The consensus-building process of the IPCC

What The Science Says:
The IPCC operates by consensus.  Ben Santer could not have and did not single-handedly alter the 1995 IPCC report.  Accusations to the contrary are simply an attempt to re-write history.

Climate Myth: Ben Santer rewrote the 1995 IPCC report

"However, a single scientist, Dr. Ben Santer of Lawrence Livermore National Laboratory, rewrote the draft at the IPCC’s request, deleting all five statements, replacing them with a single statement to the effect that a human influence on global climate was now discernible, and making some 200 consequential amendments. These changes were considered by a political contact group, but they were not referred back to the vast majority of the authors whose texts Dr. Santer had tampered with, and whose five-times-stated principal conclusion he had single-handedly and unjustifiably negated." (Christopher Monckton)

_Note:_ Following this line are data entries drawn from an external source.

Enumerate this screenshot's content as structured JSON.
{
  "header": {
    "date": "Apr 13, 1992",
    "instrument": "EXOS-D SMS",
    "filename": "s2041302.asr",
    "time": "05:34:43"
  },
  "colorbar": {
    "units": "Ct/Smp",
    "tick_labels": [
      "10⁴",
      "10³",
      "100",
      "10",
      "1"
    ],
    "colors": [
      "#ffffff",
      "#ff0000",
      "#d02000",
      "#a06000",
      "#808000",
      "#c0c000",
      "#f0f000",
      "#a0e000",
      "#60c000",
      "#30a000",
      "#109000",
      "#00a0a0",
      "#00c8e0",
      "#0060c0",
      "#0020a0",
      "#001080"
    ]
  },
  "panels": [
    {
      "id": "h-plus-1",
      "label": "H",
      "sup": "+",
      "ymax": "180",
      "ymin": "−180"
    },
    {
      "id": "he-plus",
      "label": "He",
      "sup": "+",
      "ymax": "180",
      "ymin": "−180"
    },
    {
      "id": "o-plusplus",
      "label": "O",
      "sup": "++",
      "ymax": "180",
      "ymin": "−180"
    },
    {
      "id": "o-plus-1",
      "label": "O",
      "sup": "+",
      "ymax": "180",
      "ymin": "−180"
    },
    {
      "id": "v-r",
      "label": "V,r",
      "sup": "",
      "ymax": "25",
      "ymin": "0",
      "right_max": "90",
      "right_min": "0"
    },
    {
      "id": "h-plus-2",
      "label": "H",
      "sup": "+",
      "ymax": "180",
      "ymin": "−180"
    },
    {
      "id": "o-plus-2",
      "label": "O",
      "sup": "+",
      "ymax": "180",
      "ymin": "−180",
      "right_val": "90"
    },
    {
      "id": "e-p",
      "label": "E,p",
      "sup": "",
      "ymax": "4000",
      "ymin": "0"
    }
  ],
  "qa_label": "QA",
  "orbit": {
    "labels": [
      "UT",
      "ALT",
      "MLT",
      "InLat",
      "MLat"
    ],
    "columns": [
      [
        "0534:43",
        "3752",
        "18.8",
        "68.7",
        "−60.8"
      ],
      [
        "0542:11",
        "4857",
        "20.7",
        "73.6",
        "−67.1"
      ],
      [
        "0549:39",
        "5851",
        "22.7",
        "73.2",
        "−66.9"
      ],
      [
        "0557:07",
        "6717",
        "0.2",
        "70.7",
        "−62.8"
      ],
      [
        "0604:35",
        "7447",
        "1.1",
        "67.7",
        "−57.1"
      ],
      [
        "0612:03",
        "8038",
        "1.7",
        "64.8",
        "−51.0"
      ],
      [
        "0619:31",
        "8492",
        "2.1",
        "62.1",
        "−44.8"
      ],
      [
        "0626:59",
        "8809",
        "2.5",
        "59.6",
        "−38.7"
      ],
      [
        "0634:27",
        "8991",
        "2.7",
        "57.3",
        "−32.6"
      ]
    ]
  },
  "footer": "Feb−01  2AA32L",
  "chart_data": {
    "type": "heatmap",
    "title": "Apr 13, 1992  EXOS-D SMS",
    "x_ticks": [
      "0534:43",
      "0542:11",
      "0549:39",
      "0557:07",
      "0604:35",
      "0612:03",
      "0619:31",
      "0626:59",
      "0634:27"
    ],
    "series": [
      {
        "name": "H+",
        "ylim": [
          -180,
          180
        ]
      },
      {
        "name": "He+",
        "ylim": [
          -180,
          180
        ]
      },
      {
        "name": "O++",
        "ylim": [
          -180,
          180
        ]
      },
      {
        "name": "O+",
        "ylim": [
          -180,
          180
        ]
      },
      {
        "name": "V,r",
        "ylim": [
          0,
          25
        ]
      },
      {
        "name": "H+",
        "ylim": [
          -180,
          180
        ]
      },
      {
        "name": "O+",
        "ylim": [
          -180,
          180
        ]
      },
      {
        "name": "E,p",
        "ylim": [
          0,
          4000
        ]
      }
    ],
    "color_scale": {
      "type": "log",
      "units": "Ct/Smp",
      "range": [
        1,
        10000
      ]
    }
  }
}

Citizen's Challenge has documented the actual events involving the statement in the 1995 IPCC report attributing global warming to human effects, as did the late Stephen Schneider in his excellent book Science as a Contact Sport.

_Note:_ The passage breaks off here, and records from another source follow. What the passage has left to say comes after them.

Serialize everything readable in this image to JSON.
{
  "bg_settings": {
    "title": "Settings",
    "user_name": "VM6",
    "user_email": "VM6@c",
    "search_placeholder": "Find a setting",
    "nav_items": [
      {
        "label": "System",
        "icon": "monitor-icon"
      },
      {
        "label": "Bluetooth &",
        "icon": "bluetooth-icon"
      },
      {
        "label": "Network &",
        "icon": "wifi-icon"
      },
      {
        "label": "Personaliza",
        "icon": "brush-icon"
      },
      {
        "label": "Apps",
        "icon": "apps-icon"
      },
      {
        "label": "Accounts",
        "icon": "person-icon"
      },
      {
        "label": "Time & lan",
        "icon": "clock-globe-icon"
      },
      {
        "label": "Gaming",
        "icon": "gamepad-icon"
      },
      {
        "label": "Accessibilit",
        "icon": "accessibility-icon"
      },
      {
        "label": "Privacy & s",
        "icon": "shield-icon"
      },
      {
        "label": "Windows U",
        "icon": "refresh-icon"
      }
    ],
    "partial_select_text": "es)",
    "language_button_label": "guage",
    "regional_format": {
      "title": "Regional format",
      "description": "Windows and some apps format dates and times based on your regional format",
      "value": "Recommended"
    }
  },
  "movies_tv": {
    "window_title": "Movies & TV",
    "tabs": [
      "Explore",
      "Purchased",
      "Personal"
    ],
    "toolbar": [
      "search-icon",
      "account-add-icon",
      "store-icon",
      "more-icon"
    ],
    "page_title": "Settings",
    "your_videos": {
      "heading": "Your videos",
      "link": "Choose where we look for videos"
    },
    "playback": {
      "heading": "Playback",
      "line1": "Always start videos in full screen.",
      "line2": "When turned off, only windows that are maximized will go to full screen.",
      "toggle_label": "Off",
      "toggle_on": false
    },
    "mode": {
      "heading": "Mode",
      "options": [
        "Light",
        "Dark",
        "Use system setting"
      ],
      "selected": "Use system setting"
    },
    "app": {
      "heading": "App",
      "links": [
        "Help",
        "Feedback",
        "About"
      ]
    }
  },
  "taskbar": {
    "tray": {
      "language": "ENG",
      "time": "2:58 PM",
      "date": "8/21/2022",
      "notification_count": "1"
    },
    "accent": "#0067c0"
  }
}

What actually happened is that the scientific literature at the time clearly showed a number of 'fingerprints' of human-caused global warming, as Dr. Ben Santer showed.  The Saudi Arabian and Kuwaiti delegations - for obvious reasons - claimed this was 'bad science', and were joined by a few delegates from other small countries like Kenya.  As a result of the disagreement, a Contact Group was held to negotiate the language that would eventually go into the report.

The Saudis and Kuwaitis did not even send representatives to the Contact Group - they were uninterested in discussing the science.  A Kenyan scientist joined the group, which discussed the scientific evidence, and agreed that a clear human signal could be found in the observational data.  When the Kenyan joined the group calling for this language to be included in the report, the Saudis and Kuwaitis finally dropped their opposition, and the language attributing global warming to human effects was added into the report (by consensus).

Santer was subsequently slandered by Frederick Seitz in an opinion-editorial published in the Wall Street Journal (WSJ).  Seitz did not participate in the IPCC process in question, and yet originated this myth by accusing Santer of single-handedly re-writing the report.  The IPCC chairman and co-chairmen subsequently sent a letter to the WSJ noting that Seitz's accusations were "completely without foundation."

It was not a matter of one scientist re-writing the IPCC report.  That's not how the organization functions; it's a consensus document.  As the first link above discusses, there are now many clear fingerprints of global warming, so why this argument 16 years ago is relevant to the science today is a mystery.